This deeeelicious chowder is perfect for those cold winter days (even if it is made with summer veggies). This comes together quickly and tastes fantastic.
Summer Corn Chowder with Bacon
Recipe from Epicurious
12 slices bacon
12 c. fresh or frozen corn kernels
3 c. chopped fresh fennel bulb (substitute onions and celery if you don't have fennel)
2 c. zucchini or summer squash, 1/2" cubes
2 c. russet potatoes, 1/2" cubes
2 cans chicken broth
1 c. whipping cream OR evaporated milk
1/2 tsp. cayenne pepper
1/4 c. chopped fresh chives
salt and pepper to taste
Saute bacon in a large pot over medium-high heat until
crisp and brown.
Transfer bacon to paper towels to
drain.
To drippings, add corn, fennel, zucchini, and potatoes and saute for 5 minutes.
Add chicken broth and simmer uncovered, over medium heat
until vegetables are tender, about 20 minutes.
Transfer 6 cups of the soup to
a blender, and puree until smooth.
Return puree to
soup in pot.
Stir in cream and cayenne.
Bring chowder back to a simmer.
Season to taste with salt and
pepper (I had to add about 1 tsp. of kosher salt).
Chop bacon and chives.
Ladle chowder into bowls and sprinkle with bacon and chives.
Serves 8.
If freezing:
Let soup cool to room temperature.
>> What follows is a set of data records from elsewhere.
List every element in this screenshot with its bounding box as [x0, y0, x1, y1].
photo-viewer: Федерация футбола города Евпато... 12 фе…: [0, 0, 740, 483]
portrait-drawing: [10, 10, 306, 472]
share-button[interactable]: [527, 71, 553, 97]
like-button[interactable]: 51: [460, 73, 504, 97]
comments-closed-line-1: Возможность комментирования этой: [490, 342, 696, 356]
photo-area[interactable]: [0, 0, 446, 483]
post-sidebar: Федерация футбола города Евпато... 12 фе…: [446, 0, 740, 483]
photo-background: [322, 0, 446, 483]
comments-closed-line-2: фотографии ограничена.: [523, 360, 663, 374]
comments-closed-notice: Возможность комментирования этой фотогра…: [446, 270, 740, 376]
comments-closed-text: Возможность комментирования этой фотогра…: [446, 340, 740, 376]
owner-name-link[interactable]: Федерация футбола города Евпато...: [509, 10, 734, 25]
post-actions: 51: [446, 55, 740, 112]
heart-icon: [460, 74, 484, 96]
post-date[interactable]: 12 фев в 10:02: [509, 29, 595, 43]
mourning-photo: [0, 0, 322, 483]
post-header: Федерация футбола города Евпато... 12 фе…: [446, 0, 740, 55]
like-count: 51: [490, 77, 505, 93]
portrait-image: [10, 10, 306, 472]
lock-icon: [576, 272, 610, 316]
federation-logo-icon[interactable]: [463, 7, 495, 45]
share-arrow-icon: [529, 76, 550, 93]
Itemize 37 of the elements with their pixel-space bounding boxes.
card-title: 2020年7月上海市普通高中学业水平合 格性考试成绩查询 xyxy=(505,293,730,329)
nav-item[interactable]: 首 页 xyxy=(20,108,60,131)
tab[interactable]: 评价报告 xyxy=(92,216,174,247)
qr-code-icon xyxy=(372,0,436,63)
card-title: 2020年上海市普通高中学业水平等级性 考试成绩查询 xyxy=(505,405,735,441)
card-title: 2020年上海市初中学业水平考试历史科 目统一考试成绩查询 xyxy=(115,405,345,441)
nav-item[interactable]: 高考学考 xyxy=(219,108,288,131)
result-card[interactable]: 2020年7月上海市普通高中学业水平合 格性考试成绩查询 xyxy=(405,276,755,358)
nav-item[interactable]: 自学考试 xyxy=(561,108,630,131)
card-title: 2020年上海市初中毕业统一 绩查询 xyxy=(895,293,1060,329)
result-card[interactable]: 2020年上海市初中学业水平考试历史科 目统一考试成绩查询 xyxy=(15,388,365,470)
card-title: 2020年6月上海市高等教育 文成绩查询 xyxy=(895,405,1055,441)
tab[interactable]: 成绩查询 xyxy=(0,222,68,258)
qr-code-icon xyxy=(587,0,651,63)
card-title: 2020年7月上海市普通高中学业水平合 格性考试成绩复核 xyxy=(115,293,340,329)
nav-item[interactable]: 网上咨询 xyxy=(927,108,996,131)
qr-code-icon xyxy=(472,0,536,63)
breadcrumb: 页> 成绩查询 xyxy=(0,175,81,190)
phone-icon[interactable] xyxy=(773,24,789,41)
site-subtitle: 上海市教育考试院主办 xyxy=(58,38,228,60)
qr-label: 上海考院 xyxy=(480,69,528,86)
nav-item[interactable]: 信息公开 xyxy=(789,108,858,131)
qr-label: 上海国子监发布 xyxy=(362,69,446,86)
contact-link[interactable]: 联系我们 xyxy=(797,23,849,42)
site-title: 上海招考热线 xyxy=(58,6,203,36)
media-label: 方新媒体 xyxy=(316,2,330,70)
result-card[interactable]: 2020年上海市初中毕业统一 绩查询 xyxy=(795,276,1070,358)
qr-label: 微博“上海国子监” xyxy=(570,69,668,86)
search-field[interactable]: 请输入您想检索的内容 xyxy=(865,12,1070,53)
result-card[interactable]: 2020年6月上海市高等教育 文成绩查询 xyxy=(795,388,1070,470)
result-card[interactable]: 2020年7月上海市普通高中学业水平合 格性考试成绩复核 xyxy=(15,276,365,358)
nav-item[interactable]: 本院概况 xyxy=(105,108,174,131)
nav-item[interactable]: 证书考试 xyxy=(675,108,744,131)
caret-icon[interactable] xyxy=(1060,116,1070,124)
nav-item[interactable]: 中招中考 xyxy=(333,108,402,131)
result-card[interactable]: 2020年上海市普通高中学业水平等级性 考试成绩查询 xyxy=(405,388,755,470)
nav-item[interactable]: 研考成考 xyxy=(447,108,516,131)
Pour into freezer bags/containers and freeze for up to 6 months. Freeze bacon separately to serve on top.
Michelle,
ReplyDeleteI just started checked out your food blog and I love it - lots of ideas for my plethora of squash :) I just wanted to mention that I have made this particular recipe a lot and I love it. I can't stomach the price of fennel, so I always use half leeks and half celery instead and it is fantastic.
Thanks for your awesome blog!
I should be thanking you, Rachel! Since you we're actually the one who referred me to this recipe (many years ago I overheard someone asking you what to do with zucchini and you recommended this soup). So thank you! I'm glad you are enjoying the blog!